Adviser to the President of Russia
- Incumbent
- Assumed office 14 May 2024

Member of the State Duma (Party List Seat)
- In office 5 October 2016 – 21 May 2024
- Succeeded by: Anatoly Ivanov

Personal details
- Born: 20 June 1971 (age 55) Moscow, Russian SFSR, Soviet Union
- Party: United Russia
- Education: Russian Academy of Theatre Arts
- Occupation: Journalist

= Elena Yampolskaya =

Russian theatre critic

Elena Alexandrovna Yampolskaya (Еле́на Алекса́ндровна Ямпо́льская; born 20 June 1971) is a Russian politician, journalist, writer and theater critic.
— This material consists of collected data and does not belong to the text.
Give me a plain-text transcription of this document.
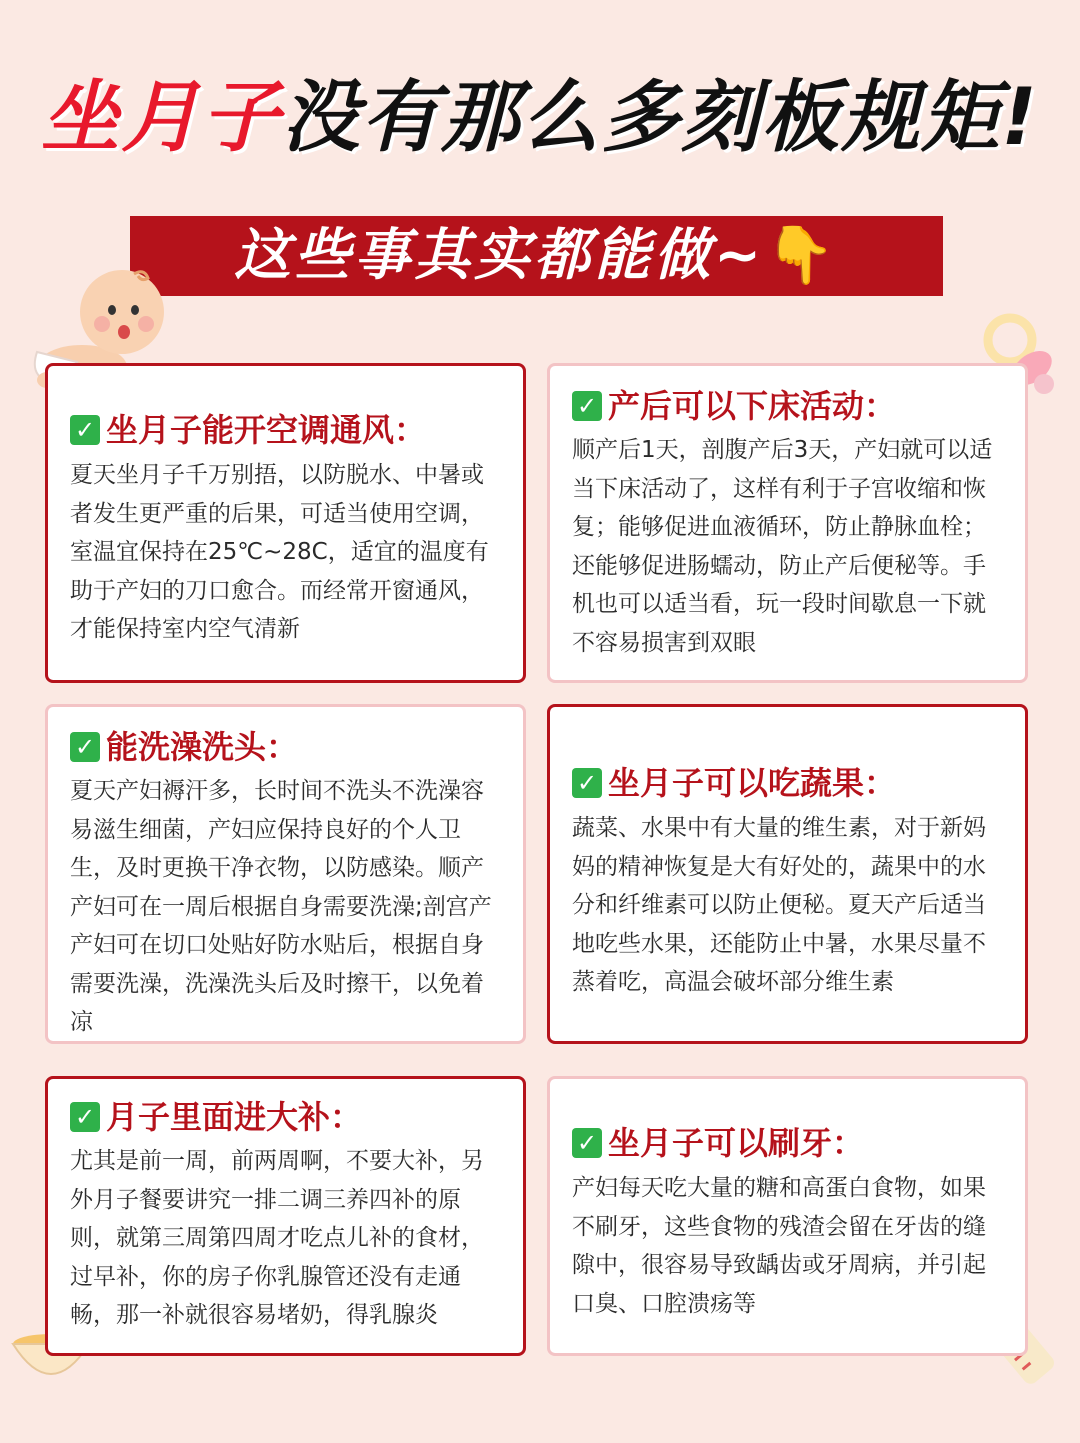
坐月子没有那么多刻板规矩!
这些事其实都能做~👇
✓ 坐月子能开空调通风：
夏天坐月子千万别捂，以防脱水、中暑或者发生更严重的后果，可适当使用空调，室温宜保持在25℃~28C，适宜的温度有助于产妇的刀口愈合。而经常开窗通风，才能保持室内空气清新
✓ 产后可以下床活动：
顺产后1天，剖腹产后3天，产妇就可以适当下床活动了，这样有利于子宫收缩和恢复；能够促进血液循环，防止静脉血栓；还能够促进肠蠕动，防止产后便秘等。手机也可以适当看，玩一段时间歇息一下就不容易损害到双眼
✓ 能洗澡洗头：
夏天产妇褥汗多，长时间不洗头不洗澡容易滋生细菌，产妇应保持良好的个人卫生，及时更换干净衣物，以防感染。顺产产妇可在一周后根据自身需要洗澡;剖宫产产妇可在切口处贴好防水贴后，根据自身需要洗澡，洗澡洗头后及时擦干，以免着凉
✓ 坐月子可以吃蔬果：
蔬菜、水果中有大量的维生素，对于新妈妈的精神恢复是大有好处的，蔬果中的水分和纤维素可以防止便秘。夏天产后适当地吃些水果，还能防止中暑，水果尽量不蒸着吃，高温会破坏部分维生素
✓ 月子里面进大补：
尤其是前一周，前两周啊，不要大补，另外月子餐要讲究一排二调三养四补的原则，就第三周第四周才吃点儿补的食材，过早补，你的房子你乳腺管还没有走通畅，那一补就很容易堵奶，得乳腺炎
✓ 坐月子可以刷牙：
产妇每天吃大量的糖和高蛋白食物，如果不刷牙，这些食物的残渣会留在牙齿的缝隙中，很容易导致龋齿或牙周病，并引起口臭、口腔溃疡等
She is a member of the State Duma of the Federal Assembly of the Russian Federation of the VII and VIII convocations since 2016. Yampolskaya is the Chair of the Committee for Culture of the State Duma of the Federal Assembly of the Russian Federation since 25 July 2018. She served as Chief editor of the newspaper Culture (2011–2019).

Advisor to the President of the Russian Federation since 14 May 2024.

Yampolskaya became the victim of a hoax when she added the fictional pro-Kremlin poet Gennady Rakitin as a "friend" on VKontakte.

== Sanctions ==

She was sanctioned by the UK government on 11 March 2022 in relation to the Russo-Ukrainian War.